Frowning, I looked away. “It does seem like the universe is conspiring against us.”

He regarded me a moment, holding my left hand, rubbing a finger over the engagement ring, pondering. Then he smiled.

“I have a plan. Meet me out front in, oh, let’s say an hour.”

“You think I’m going to let you out of my sight after everything that’s happened?”

“I know. But I’ll be careful. I have an idea.” He smiled and looked at me with the gaze of a predator.

“An idea?”

“It’s a good idea.” He dressed, slipping on boxers, jeans, shirt, and socks, and running fingers through his hair in lieu of a comb.

“What idea?”

“Do you trust me?”

We’d already had this discussion, and the answer wasn’t any different now. I nodded.

“Just meet me outside in an hour.”

He kissed me, deeply and fiercely, then walked out.

Rather than sitting around waiting, I got dressed and took a walk.

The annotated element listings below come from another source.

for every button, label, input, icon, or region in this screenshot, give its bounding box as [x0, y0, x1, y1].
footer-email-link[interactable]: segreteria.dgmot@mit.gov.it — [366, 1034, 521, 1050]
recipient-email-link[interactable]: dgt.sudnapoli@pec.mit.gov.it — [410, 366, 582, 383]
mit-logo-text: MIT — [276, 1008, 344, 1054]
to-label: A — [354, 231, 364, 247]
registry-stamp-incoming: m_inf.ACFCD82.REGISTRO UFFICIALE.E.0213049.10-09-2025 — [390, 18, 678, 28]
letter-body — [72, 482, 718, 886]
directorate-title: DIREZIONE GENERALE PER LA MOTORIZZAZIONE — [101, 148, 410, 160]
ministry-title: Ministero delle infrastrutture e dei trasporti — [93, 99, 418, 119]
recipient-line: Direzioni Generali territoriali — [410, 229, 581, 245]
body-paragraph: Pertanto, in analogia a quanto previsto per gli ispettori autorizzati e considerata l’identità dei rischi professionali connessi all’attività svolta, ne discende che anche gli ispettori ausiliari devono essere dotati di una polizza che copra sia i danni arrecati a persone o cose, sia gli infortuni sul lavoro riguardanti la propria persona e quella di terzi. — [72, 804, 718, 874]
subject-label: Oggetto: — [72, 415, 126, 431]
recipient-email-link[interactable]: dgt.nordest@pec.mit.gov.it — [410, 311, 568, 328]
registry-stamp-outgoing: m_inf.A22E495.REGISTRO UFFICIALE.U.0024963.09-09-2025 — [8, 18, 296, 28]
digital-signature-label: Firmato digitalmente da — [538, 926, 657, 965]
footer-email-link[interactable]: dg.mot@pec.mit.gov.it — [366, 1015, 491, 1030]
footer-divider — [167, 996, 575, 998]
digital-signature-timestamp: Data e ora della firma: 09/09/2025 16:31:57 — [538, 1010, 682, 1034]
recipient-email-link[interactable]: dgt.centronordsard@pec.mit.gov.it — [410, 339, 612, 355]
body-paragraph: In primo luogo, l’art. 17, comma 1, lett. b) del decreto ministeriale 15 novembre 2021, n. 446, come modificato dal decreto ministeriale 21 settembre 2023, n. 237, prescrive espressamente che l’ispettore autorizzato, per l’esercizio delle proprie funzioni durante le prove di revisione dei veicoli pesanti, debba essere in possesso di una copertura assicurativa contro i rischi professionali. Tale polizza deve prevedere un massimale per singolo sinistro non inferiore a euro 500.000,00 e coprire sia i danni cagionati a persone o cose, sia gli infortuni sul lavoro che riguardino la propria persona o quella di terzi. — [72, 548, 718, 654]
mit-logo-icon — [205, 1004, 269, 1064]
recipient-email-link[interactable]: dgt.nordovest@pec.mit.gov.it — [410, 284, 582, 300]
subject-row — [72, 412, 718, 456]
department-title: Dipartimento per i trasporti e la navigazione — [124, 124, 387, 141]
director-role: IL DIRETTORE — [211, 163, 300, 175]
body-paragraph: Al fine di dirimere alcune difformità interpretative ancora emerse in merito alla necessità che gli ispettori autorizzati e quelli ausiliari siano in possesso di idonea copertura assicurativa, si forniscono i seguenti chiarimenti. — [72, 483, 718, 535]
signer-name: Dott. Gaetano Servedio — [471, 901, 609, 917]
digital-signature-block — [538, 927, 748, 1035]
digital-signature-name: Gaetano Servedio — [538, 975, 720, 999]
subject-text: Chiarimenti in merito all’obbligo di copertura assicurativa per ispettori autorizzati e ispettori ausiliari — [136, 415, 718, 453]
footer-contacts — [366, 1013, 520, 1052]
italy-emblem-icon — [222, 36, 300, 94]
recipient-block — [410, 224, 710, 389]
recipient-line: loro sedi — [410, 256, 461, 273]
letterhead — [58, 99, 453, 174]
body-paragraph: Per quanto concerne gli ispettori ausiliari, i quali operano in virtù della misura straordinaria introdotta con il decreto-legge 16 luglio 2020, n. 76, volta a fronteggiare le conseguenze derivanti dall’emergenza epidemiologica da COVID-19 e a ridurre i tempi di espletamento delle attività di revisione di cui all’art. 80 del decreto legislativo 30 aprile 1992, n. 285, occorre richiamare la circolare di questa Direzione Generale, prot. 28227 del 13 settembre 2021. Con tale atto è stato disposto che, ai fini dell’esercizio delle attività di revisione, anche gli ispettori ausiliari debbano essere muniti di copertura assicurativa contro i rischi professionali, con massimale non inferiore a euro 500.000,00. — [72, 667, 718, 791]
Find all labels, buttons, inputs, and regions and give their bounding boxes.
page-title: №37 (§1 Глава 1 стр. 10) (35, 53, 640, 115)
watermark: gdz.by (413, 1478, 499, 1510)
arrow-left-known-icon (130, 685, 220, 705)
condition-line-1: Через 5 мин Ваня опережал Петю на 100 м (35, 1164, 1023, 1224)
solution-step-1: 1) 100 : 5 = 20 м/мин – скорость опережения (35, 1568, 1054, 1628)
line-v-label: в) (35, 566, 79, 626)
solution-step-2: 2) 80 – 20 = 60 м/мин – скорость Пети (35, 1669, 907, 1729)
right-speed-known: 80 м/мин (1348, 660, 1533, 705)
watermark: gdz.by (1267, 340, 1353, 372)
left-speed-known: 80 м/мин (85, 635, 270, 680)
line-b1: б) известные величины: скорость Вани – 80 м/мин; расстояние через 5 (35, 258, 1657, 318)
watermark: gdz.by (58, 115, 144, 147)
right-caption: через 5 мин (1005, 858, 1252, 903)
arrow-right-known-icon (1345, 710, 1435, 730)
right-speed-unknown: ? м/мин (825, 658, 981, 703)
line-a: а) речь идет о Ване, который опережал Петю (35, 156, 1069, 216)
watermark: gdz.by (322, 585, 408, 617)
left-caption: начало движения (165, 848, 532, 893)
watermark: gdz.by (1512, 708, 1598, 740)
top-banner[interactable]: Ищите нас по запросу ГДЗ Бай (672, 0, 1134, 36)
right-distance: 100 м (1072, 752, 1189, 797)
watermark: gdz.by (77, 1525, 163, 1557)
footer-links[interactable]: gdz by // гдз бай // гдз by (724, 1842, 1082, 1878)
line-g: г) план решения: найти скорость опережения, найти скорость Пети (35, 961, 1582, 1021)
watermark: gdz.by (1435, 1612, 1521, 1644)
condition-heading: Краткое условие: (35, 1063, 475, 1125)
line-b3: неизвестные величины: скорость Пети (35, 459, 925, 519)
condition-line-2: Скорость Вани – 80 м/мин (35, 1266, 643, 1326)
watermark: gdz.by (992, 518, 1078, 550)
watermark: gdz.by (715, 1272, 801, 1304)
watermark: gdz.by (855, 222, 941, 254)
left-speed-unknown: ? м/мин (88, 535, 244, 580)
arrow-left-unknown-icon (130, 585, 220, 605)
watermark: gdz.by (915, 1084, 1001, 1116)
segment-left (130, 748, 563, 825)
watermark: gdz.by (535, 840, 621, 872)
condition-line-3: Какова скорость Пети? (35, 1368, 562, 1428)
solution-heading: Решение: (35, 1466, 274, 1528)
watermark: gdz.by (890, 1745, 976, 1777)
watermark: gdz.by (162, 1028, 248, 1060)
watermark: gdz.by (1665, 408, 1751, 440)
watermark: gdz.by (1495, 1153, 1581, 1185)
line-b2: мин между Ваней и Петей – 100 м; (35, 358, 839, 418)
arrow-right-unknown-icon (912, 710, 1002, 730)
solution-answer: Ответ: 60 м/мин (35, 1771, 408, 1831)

I was curious, so I went back to the Hanging Gardens.

The police cars were all gone, though I suspected yellow crime-scene tape still wrapped the theater and stage. A couple of TV news vans had replaced the squad cars, but I didn’t see any reporters. I wasn’t going to go near them to find out what was happening.

I only went as far as the lobby, where the poster for Balthasar

’s show had changed.

The photo was the same, showing the big cats perched in their Babylonian temple setting, and the name of the show was the same: “Balthasar, King of Beasts,” blazoned across the top. Another sign, attached to the side, announced a new opening date set for sometime next week. But a picture of Nick had replaced Balthasar in the center of the poster. There he stood, hands on his hips, smiling haughtily, brown hair swept back, looking like the cover of a romance novel. His eyes seemed to follow me as I moved around the lobby.

Nothing had changed.

Outside the hotel, even the Las Vegas desert heat couldn’t dispel the chill in my spine.

But I had a date, so precisely one hour after Ben left, I arrived on the sidewalk in front of the Olympus. A minute later, a huge white Cadillac convertible pulled into the drive. All it needed was a longhorn hood ornament. Ben—in the driver’s seat, his shirtsleeves rolled up, one hand on the steering wheel, the other elbow resting on the door—looked out at me over his sunglasses.

“Hey,” he drawled.

The rest of the weekend receded to a pinpoint of distant memory. This was all about here and now, Ben’s crazy plan, and all the reasons I never wanted to be without him.

I almost cackled. “Oh my God. It’s perfect.”

“Get in,” he said, a glint in his eye and curl to his lip.